While I cannot claim that all of those goals were adequately met before I declared the project frozen and moved on to shipbuilding, the 3.5-year development project yielded a system that embodied much of the spirit of the above. Let's take a look at BEHEMOTH (Big Electronic Human-Energized Machine... Only Too Heavy).

First, I should give you a quick physical description. The bike is an 8-foot recumbent, meaning that I sit in a relaxed position with my hands on control grips at my sides and my feet latched into a crankset out in front.
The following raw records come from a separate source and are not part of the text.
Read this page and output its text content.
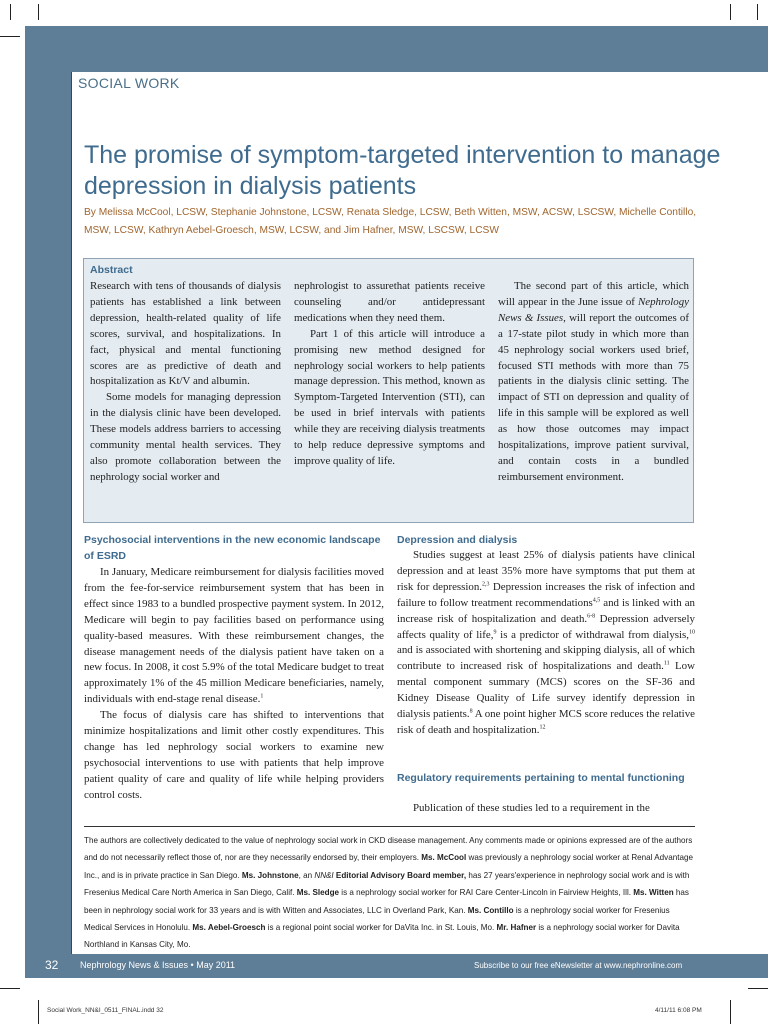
SOCIAL WORK
The promise of symptom-targeted intervention to manage depression in dialysis patients
By Melissa McCool, LCSW, Stephanie Johnstone, LCSW, Renata Sledge, LCSW, Beth Witten, MSW, ACSW, LSCSW, Michelle Contillo, MSW, LCSW, Kathryn Aebel-Groesch, MSW, LCSW, and Jim Hafner, MSW, LSCSW, LCSW
Abstract

Research with tens of thousands of dialysis patients has established a link between depression, health-related quality of life scores, survival, and hospitalizations. In fact, physical and mental functioning scores are as predictive of death and hospitalization as Kt/V and albumin.

Some models for managing depression in the dialysis clinic have been developed. These models address barriers to accessing community mental health services. They also promote collaboration between the nephrology social worker and

nephrologist to assurethat patients receive counseling and/or antidepressant medications when they need them.

Part 1 of this article will introduce a promising new method designed for nephrology social workers to help patients manage depression. This method, known as Symptom-Targeted Intervention (STI), can be used in brief intervals with patients while they are receiving dialysis treatments to help reduce depressive symptoms and improve quality of life.

The second part of this article, which will appear in the June issue of Nephrology News & Issues, will report the outcomes of a 17-state pilot study in which more than 45 nephrology social workers used brief, focused STI methods with more than 75 patients in the dialysis clinic setting. The impact of STI on depression and quality of life in this sample will be explored as well as how those outcomes may impact hospitalizations, improve patient survival, and contain costs in a bundled reimbursement environment.

Psychosocial interventions in the new economic landscape of ESRD

In January, Medicare reimbursement for dialysis facilities moved from the fee-for-service reimbursement system that has been in effect since 1983 to a bundled prospective payment system. In 2012, Medicare will begin to pay facilities based on performance using quality-based measures. With these reimbursement changes, the disease management needs of the dialysis patient have taken on a new focus. In 2008, it cost 5.9% of the total Medicare budget to treat approximately 1% of the 45 million Medicare beneficiaries, namely, individuals with end-stage renal disease.$^1$

The focus of dialysis care has shifted to interventions that minimize hospitalizations and limit other costly expenditures. This change has led nephrology social workers to examine new psychosocial interventions to use with patients that help improve patient quality of care and quality of life while helping providers control costs.

Depression and dialysis

Studies suggest at least 25% of dialysis patients have clinical depression and at least 35% more have symptoms that put them at risk for depression.$^{2,3}$ Depression increases the risk of infection and failure to follow treatment recommendations$^{4,5}$ and is linked with an increase risk of hospitalization and death.$^{6-8}$ Depression adversely affects quality of life,$^9$ is a predictor of withdrawal from dialysis,$^{10}$ and is associated with shortening and skipping dialysis, all of which contribute to increased risk of hospitalizations and death.$^{11}$ Low mental component summary (MCS) scores on the SF-36 and Kidney Disease Quality of Life survey identify depression in dialysis patients.$^8$ A one point higher MCS score reduces the relative risk of death and hospitalization.$^{12}$

Regulatory requirements pertaining to mental functioning

Publication of these studies led to a requirement in the

The authors are collectively dedicated to the value of nephrology social work in CKD disease management. Any comments made or opinions expressed are of the authors and do not necessarily reflect those of, nor are they necessarily endorsed by, their employers. Ms. McCool was previously a nephrology social worker at Renal Advantage Inc., and is in private practice in San Diego. Ms. Johnstone, an NN&I Editorial Advisory Board member, has 27 years'experience in nephrology social work and is with Fresenius Medical Care North America in San Diego, Calif. Ms. Sledge is a nephrology social worker for RAI Care Center-Lincoln in Fairview Heights, Ill. Ms. Witten has been in nephrology social work for 33 years and is with Witten and Associates, LLC in Overland Park, Kan. Ms. Contillo is a nephrology social worker for Fresenius Medical Services in Honolulu. Ms. Aebel-Groesch is a regional point social worker for DaVita Inc. in St. Louis, Mo. Mr. Hafner is a nephrology social worker for Davita Northland in Kansas City, Mo.
32 Nephrology News & Issues • May 2011	Subscribe to our free eNewsletter at www.nephronline.com
Social Work_NN&I_0511_FINAL.indd 32	4/11/11 6:08 PM
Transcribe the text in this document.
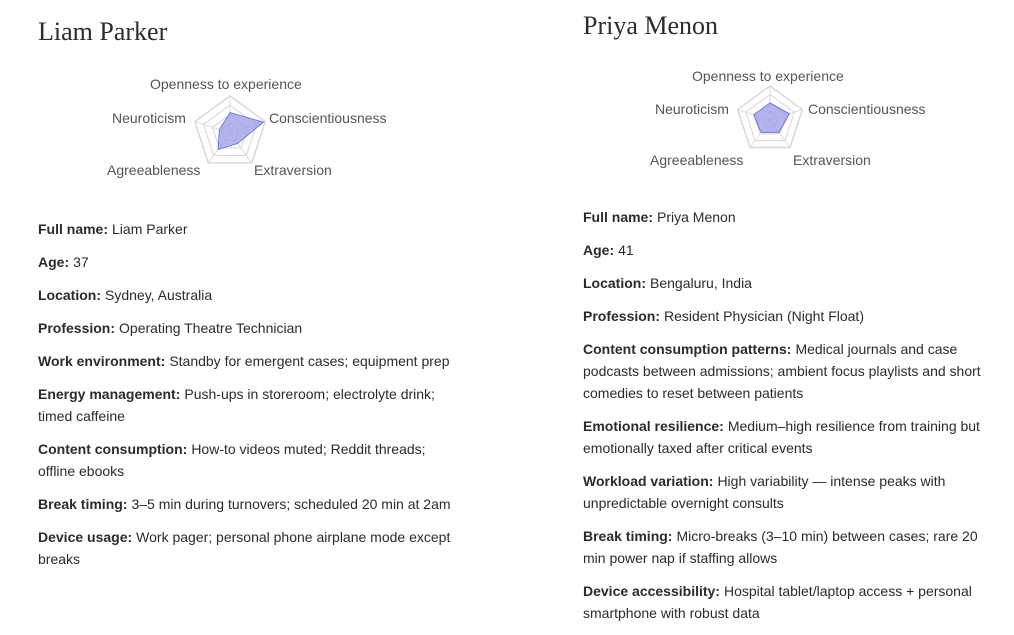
Liam Parker
Openness to experience
Conscientiousness
Extraversion
Agreeableness
Neuroticism
Full name: Liam Parker
Age: 37
Location: Sydney, Australia
Profession: Operating Theatre Technician
Work environment: Standby for emergent cases; equipment prep
Energy management: Push-ups in storeroom; electrolyte drink; timed caffeine
Content consumption: How-to videos muted; Reddit threads; offline ebooks
Break timing: 3–5 min during turnovers; scheduled 20 min at 2am
Device usage: Work pager; personal phone airplane mode except breaks
Priya Menon
Openness to experience
Conscientiousness
Extraversion
Agreeableness
Neuroticism
Full name: Priya Menon
Age: 41
Location: Bengaluru, India
Profession: Resident Physician (Night Float)
Content consumption patterns: Medical journals and case podcasts between admissions; ambient focus playlists and short comedies to reset between patients
Emotional resilience: Medium–high resilience from training but emotionally taxed after critical events
Workload variation: High variability — intense peaks with unpredictable overnight consults
Break timing: Micro-breaks (3–10 min) between cases; rare 20 min power nap if staffing allows
Device accessibility: Hospital tablet/laptop access + personal smartphone with robust data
Behind the bike is a 4-foot yellow trailer with solar lid, flip-down communications bay access door, and numerous antennas. In front of me is a large control console contained within a smooth white lexan fairing, presenting a panel with three large LCDs and numerous other instruments. Behind me a large white "RUMP" provides additional equipment space, a helmet-cooling system, more antennas, and a docking bay for an aluminum manpack with its own small solar panel. Atop my head is a decidedly bizarre helmet with heads-up display, motion sensors for cursor control, lights, the fluid heat exchanger, and an audio system. The whole system, fully loaded for touring, weighs about 580 pounds... plus me... and thus has 105 speeds, deployable "landing gear" for mountain climbing, and hydraulic brakes to help me survive the descent.